Malta is a very strange place.  A little speck of a country in the middle of the Mediterranean Sea (I can finally spell Mediterranean correctly on my first try just about every time now), that has a tremendously long and complex history, so is covered in old buildings, forts and ancient temples, but is also very much trying to keep up with the rest of the world, so for every old stone structure there is a huge crane erecting a new high-rise hotel.  It is very often ugly; dirty, overdeveloped, smoggy, but then suddenly surprises you with a spectacular moment of beauty; an old stone church, a harbor full of brightly painted fishing boats, or a walkway spangled with nice restaurants and cafe's overlooking the Mediterranean (got it again!) Sea.  Nothing happens quickly in Malta, which oftentimes is an endearing quality in a place, but when your boat is on dry dock and it's costing a fortune to keep it there it is far from cute when it takes a week to service a power-tool, and even longer to find an open market to buy vegetables to feed the crew.  In many ways Malta reminds me of Mexico, in that it is very unorganized, but somehow there is order in the chaos, and everything takes just a little (or a LOT) longer than it necessarily needs to.  Our latest example of Malta being Malta was when a very long awaited for pallet of paint arrived from Singapore, which just the waiting process for this particular pallet is a story in itself, but once it finally made it to Malta, and we were informed of its arrival, and greatly relieved to finally have our paint, we were then told that we could not retrieve our goods because in the same container as our paint was discovered an illegal shipment of cigarettes.  We then had to wait many many more days to get our paint because the Maltese customs office was...We have no idea.  Searching through our paint cans for cigarettes?  Huffing our paint thinner while smoking the illegal cigarettes?  Who knows, but it sure was the icing on a very frustrating and comical Maltese Cake, because when in Malta you are forced to have your cake, and eat the whole damn thing, whether you like it or not, meaning you are at the mercy of the Maltese pace, and that's all there is to it.  Adapt, or have a frustration-induced brain aneurysm.  Oh, and it's also covered in extremely easy to pronounce names such as: Marsaxlokk, Mqabba and Ta'xbiex, which is helpful with navigation.  

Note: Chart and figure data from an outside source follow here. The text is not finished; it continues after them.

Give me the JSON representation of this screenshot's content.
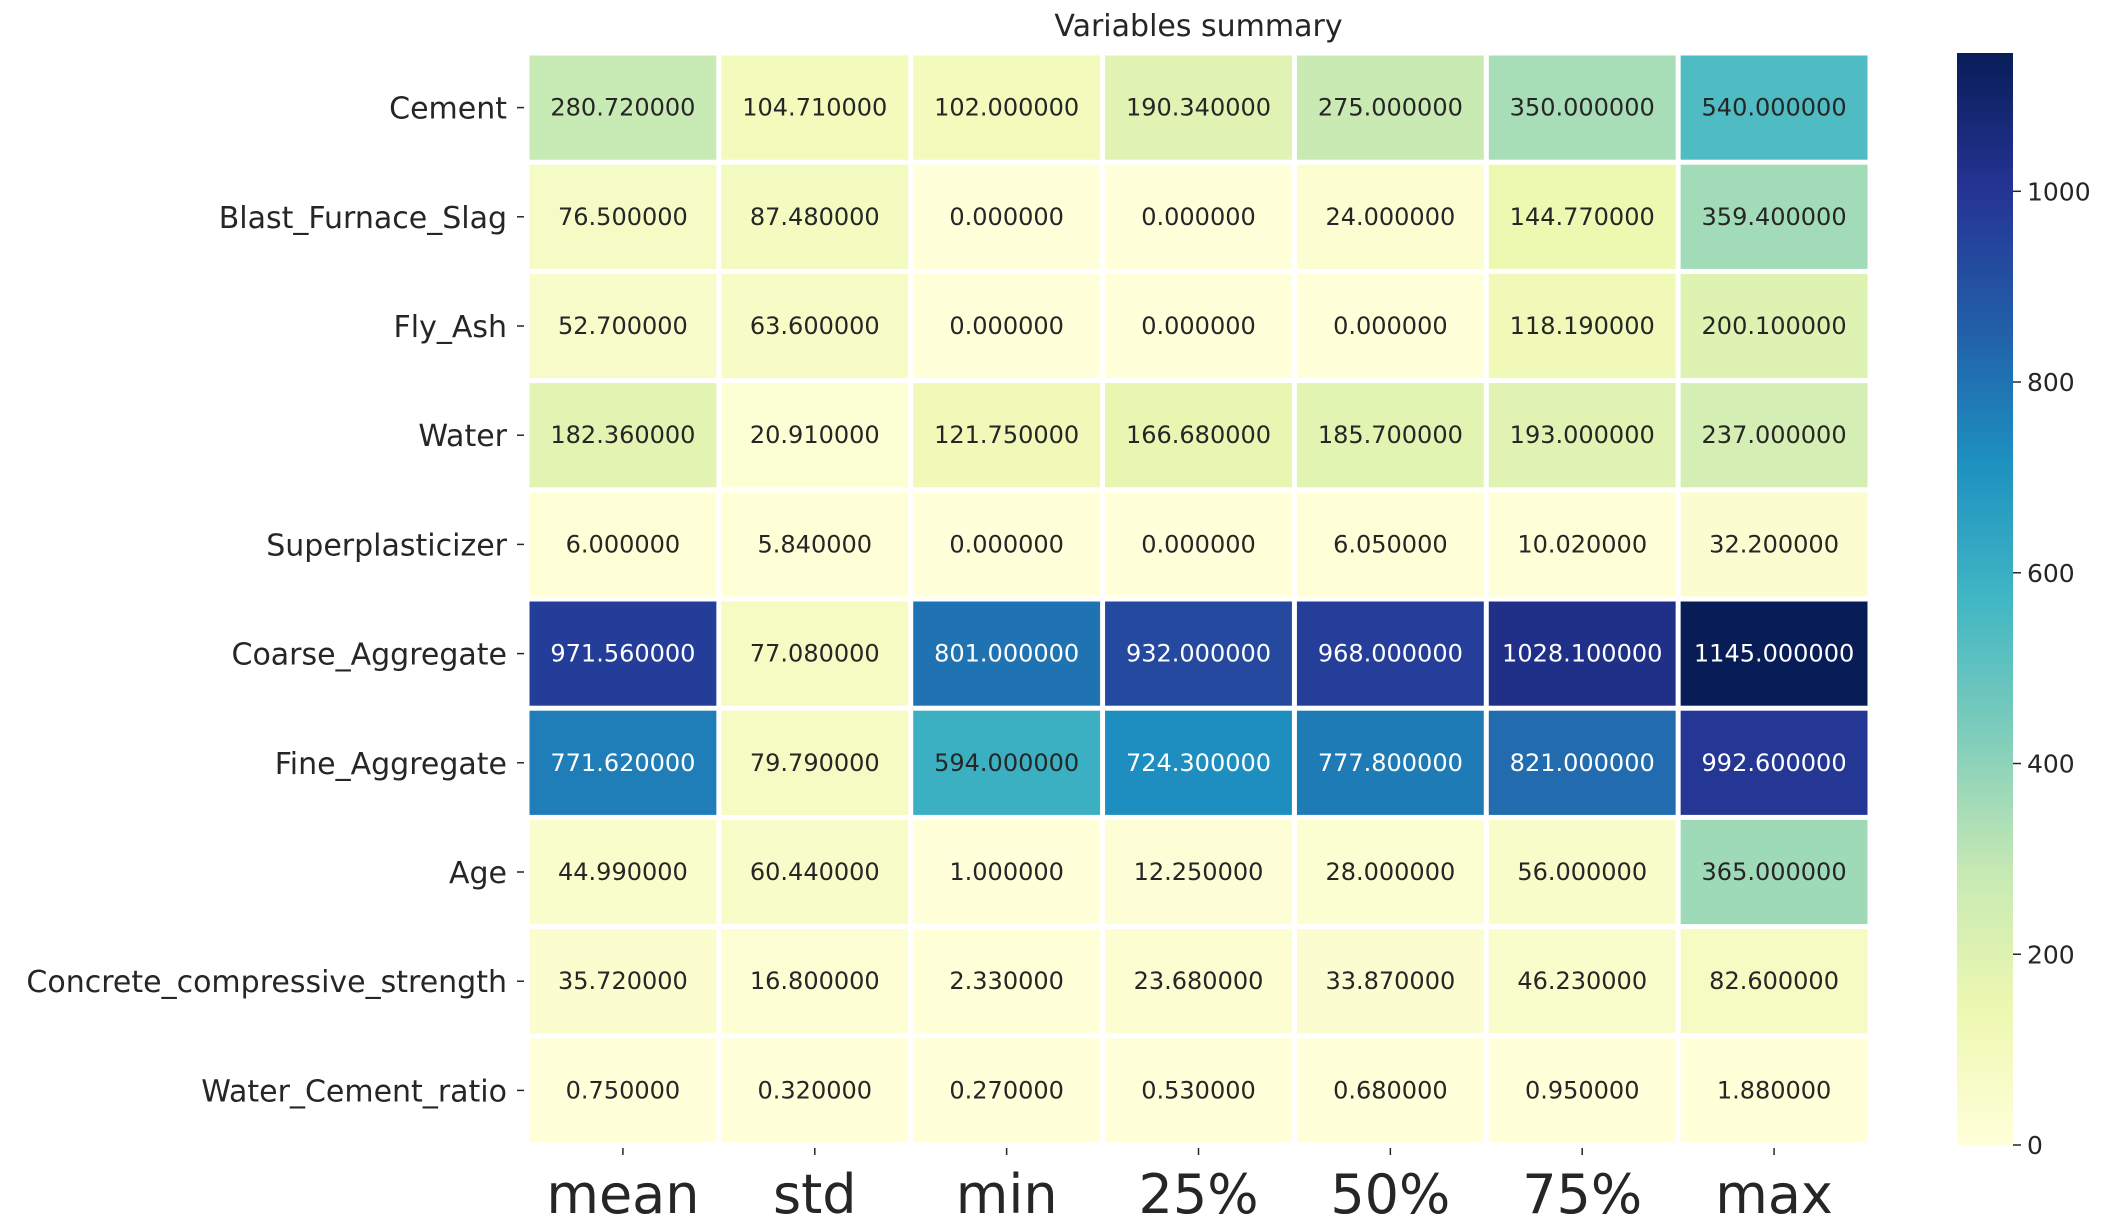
{
  "chart_data": {
    "type": "heatmap",
    "title": "Variables summary",
    "rows": [
      "Cement",
      "Blast_Furnace_Slag",
      "Fly_Ash",
      "Water",
      "Superplasticizer",
      "Coarse_Aggregate",
      "Fine_Aggregate",
      "Age",
      "Concrete_compressive_strength",
      "Water_Cement_ratio"
    ],
    "columns": [
      "mean",
      "std",
      "min",
      "25%",
      "50%",
      "75%",
      "max"
    ],
    "values": [
      [
        280.72,
        104.71,
        102.0,
        190.34,
        275.0,
        350.0,
        540.0
      ],
      [
        76.5,
        87.48,
        0.0,
        0.0,
        24.0,
        144.77,
        359.4
      ],
      [
        52.7,
        63.6,
        0.0,
        0.0,
        0.0,
        118.19,
        200.1
      ],
      [
        182.36,
        20.91,
        121.75,
        166.68,
        185.7,
        193.0,
        237.0
      ],
      [
        6.0,
        5.84,
        0.0,
        0.0,
        6.05,
        10.02,
        32.2
      ],
      [
        971.56,
        77.08,
        801.0,
        932.0,
        968.0,
        1028.1,
        1145.0
      ],
      [
        771.62,
        79.79,
        594.0,
        724.3,
        777.8,
        821.0,
        992.6
      ],
      [
        44.99,
        60.44,
        1.0,
        12.25,
        28.0,
        56.0,
        365.0
      ],
      [
        35.72,
        16.8,
        2.33,
        23.68,
        33.87,
        46.23,
        82.6
      ],
      [
        0.75,
        0.32,
        0.27,
        0.53,
        0.68,
        0.95,
        1.88
      ]
    ],
    "value_format_decimals": 6,
    "colormap": "YlGnBu",
    "colormap_stops": [
      "#ffffd9",
      "#edf8b1",
      "#c7e9b4",
      "#7fcdbb",
      "#41b6c4",
      "#1d91c0",
      "#225ea8",
      "#253494",
      "#081d58"
    ],
    "vmin": 0,
    "vmax": 1145,
    "colorbar_ticks": [
      0,
      200,
      400,
      600,
      800,
      1000
    ],
    "cell_gap_color": "#ffffff",
    "legend_placement": "right"
  }
}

There is so much to say, as there always is when every single piece of life is new and unusual, but geez, this has already been a really long blog update.  I didn't even mention the people who are my new apartment mates, co-workers and family.  Just know that they are a wonderful bunch.  That's all for this one, but hopefully now that I have gotten this thing somewhat up to date I can do a better job of keeping up with it, and not allow myself to get buried again and again beneath weeks of noteworthy experiences.